Incomplete recovery from acute kidney injury induced by folic acid is a major risk factor for progression to chronic kidney disease. Mitochondrial dysfunction has been considered a crucial contributor to maladaptive repair in acute kidney injury. Treatment with FG-4592, an inhibitor of hypoxia inducible factor prolyl-hydroxylase, is emerging as a new approach to attenuate renal damage; however, the underlying mechanism has not been fully elucidated. The current research demonstrated the protective effect of FG-4592 against renal dysfunction and histopathological damage on the 7th day after FA administration. FG-4592 accelerated tubular repair by promoting tubular cell regeneration, as indicated by increased proliferation of cell nuclear antigen-positive tubular cells, and facilitated structural integrity, as reflected by up-regulation of the epithelial inter-cellular tight junction molecule occludin-1 and the adherens junction molecule E-cadherin.

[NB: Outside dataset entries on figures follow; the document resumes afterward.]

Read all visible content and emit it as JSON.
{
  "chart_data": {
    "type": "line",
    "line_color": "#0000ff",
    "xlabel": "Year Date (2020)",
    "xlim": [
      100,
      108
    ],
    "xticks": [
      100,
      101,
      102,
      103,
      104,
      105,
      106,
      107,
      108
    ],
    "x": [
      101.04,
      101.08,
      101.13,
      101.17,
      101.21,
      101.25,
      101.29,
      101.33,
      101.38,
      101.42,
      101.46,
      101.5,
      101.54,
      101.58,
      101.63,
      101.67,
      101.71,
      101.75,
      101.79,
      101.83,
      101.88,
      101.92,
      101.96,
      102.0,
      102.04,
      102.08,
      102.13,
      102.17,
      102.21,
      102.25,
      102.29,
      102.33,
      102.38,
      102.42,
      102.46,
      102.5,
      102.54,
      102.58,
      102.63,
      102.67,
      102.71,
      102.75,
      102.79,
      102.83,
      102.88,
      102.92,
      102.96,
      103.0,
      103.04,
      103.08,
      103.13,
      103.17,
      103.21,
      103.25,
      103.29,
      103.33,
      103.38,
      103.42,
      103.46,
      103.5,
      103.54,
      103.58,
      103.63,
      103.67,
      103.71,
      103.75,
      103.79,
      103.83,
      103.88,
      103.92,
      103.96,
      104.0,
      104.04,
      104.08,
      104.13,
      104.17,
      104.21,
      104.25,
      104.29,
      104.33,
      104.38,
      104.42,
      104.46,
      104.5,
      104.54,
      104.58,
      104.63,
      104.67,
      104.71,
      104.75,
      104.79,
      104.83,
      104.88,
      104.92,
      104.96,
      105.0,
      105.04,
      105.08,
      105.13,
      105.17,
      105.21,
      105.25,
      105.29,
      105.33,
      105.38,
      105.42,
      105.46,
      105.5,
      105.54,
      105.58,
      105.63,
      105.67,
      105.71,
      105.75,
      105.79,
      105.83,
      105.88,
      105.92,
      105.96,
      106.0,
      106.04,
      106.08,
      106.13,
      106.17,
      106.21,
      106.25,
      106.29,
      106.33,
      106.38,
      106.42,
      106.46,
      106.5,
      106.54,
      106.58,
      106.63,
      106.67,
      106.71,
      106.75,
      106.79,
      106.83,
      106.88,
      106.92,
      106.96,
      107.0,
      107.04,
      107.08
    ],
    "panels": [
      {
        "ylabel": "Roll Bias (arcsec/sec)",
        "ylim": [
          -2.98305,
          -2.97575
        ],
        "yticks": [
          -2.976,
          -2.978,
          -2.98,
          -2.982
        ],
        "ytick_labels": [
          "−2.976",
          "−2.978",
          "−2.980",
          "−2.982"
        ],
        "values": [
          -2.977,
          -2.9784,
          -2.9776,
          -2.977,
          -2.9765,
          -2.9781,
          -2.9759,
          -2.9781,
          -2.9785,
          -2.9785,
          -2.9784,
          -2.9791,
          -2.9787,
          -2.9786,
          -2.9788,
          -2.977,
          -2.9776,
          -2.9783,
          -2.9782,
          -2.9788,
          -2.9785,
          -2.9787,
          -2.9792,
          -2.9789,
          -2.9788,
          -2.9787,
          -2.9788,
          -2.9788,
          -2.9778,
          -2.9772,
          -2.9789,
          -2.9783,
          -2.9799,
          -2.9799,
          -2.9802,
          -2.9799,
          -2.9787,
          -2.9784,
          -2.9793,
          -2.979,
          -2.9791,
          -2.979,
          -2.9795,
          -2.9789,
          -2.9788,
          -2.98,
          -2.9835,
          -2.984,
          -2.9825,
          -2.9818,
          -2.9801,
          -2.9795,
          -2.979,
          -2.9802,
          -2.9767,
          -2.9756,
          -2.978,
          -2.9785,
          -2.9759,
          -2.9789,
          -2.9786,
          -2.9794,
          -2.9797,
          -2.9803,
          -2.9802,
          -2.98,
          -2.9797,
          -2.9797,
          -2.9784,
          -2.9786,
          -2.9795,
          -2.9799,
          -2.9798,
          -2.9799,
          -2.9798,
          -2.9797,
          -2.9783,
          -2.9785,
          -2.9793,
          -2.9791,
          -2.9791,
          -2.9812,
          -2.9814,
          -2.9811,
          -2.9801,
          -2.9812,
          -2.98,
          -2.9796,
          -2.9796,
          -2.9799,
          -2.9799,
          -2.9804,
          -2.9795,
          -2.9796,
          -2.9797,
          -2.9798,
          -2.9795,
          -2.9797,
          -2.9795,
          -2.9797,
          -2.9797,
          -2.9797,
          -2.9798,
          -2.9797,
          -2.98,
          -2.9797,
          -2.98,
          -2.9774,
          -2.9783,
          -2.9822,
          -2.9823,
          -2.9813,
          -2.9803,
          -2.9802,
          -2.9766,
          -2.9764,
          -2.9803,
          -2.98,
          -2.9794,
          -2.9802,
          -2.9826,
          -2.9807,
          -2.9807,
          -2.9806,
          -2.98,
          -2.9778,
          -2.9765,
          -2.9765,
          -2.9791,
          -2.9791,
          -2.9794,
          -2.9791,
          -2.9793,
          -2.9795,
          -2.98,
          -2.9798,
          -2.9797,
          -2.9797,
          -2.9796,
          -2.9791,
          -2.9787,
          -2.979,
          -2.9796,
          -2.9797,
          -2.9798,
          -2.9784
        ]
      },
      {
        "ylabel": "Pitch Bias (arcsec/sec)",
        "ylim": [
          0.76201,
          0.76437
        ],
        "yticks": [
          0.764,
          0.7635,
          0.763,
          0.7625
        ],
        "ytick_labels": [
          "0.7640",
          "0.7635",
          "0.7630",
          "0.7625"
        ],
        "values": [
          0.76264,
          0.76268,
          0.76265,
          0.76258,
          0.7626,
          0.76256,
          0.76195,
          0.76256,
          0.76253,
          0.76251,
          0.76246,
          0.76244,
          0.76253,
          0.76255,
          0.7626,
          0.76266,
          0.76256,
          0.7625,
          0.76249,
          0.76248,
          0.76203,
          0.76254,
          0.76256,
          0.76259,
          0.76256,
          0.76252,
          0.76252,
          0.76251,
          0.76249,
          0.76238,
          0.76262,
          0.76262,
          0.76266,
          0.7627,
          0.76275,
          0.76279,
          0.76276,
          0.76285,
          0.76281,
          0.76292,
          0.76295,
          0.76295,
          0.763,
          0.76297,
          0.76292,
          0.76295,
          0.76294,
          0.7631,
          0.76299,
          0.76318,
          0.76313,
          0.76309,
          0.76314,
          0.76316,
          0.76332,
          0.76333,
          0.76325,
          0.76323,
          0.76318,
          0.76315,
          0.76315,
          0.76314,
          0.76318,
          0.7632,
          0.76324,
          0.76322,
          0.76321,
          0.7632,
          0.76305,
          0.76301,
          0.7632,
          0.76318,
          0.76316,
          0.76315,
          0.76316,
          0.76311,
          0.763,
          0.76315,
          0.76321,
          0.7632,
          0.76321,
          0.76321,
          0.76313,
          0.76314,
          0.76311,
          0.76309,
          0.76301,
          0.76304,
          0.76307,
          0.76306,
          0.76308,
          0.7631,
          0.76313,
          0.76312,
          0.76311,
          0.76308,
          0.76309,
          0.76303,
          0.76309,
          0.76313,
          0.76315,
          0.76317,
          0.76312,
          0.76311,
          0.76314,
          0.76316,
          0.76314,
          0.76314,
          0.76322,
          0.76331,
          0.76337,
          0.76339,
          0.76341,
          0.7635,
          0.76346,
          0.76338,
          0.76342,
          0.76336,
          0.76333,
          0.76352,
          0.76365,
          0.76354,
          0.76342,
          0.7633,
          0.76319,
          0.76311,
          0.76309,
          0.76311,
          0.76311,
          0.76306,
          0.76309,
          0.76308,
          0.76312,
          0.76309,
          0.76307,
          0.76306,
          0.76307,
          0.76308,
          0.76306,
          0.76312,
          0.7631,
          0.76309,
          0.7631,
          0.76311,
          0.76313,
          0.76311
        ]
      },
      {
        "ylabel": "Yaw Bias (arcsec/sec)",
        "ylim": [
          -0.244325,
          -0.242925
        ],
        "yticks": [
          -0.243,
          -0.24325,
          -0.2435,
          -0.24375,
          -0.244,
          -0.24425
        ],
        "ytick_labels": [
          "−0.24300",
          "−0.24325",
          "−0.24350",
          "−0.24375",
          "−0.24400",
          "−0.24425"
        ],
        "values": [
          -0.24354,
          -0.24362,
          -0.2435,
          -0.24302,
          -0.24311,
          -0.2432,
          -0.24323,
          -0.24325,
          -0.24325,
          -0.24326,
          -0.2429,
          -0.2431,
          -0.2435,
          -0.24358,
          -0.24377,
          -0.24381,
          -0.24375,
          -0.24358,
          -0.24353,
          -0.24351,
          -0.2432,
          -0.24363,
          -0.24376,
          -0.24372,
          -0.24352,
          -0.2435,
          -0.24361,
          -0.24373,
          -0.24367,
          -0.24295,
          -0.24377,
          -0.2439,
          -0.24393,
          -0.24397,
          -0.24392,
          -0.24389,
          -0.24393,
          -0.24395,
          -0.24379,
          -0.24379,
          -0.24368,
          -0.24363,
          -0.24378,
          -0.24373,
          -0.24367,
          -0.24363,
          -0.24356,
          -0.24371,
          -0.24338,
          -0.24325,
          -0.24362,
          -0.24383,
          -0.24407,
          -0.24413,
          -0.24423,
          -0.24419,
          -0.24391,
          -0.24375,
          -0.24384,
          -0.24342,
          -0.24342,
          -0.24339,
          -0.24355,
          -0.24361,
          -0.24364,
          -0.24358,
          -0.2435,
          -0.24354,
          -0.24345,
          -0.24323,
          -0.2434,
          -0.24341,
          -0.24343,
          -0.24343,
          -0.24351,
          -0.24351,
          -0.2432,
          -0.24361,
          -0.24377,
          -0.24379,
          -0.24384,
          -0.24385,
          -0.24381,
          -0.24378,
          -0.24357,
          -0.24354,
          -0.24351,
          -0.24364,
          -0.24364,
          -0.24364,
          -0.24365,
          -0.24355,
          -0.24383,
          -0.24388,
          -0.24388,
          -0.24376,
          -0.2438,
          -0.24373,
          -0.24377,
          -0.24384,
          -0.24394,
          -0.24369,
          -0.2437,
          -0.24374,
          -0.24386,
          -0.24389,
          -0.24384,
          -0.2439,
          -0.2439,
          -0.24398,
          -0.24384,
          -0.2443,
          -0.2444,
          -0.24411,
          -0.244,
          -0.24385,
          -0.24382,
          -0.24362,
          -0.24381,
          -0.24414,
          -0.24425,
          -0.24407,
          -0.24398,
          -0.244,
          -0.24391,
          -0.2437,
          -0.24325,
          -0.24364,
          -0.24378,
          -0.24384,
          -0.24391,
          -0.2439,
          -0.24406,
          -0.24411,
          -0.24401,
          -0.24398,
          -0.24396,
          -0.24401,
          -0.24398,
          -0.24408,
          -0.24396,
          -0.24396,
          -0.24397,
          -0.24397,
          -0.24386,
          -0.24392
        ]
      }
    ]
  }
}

Furthermore, FG-4592 ameliorated tubular functional recovery by restoring the function-related proteins aquaporin1, aquaporin2, and sodium chloride cotransporter. Specifically, FG-4592 pretreatment inhibited hypoxia inducible factor-1α activation on the 7th day after folic acid injection, which ameliorated ultrastructural abnormalities, promoted ATP production, and attenuated excessive reactive oxygen species production both in renal tissue and mitochondria. This was mainly mediated by balancing of mitochondrial dynamics, as indicated by down-regulation of mitochondrial fission 1 and dynamin-related protein 1 as well as up-regulation of mitofusin 1 and optic atrophy 1. Moreover, FG-4592 pretreatment attenuated renal tubular epithelial cell death, kidney inflammation, and subsequent interstitial fibrosis. In vitro, TNF-α-induced HK-2 cells injury could be ameliorated by FG-4592 pretreatment. In summary, our findings support the protective effect of FG-4592 against folic acid-induced mitochondrial dysfunction; therefore, FG-4592 treatment can be used as a useful strategy to facilitate tubular repair and mitigate acute kidney injury progression.

Keywords: FA-induced renal damage; FG-4592; HIF-1α; mitochondria dysfunction; repair.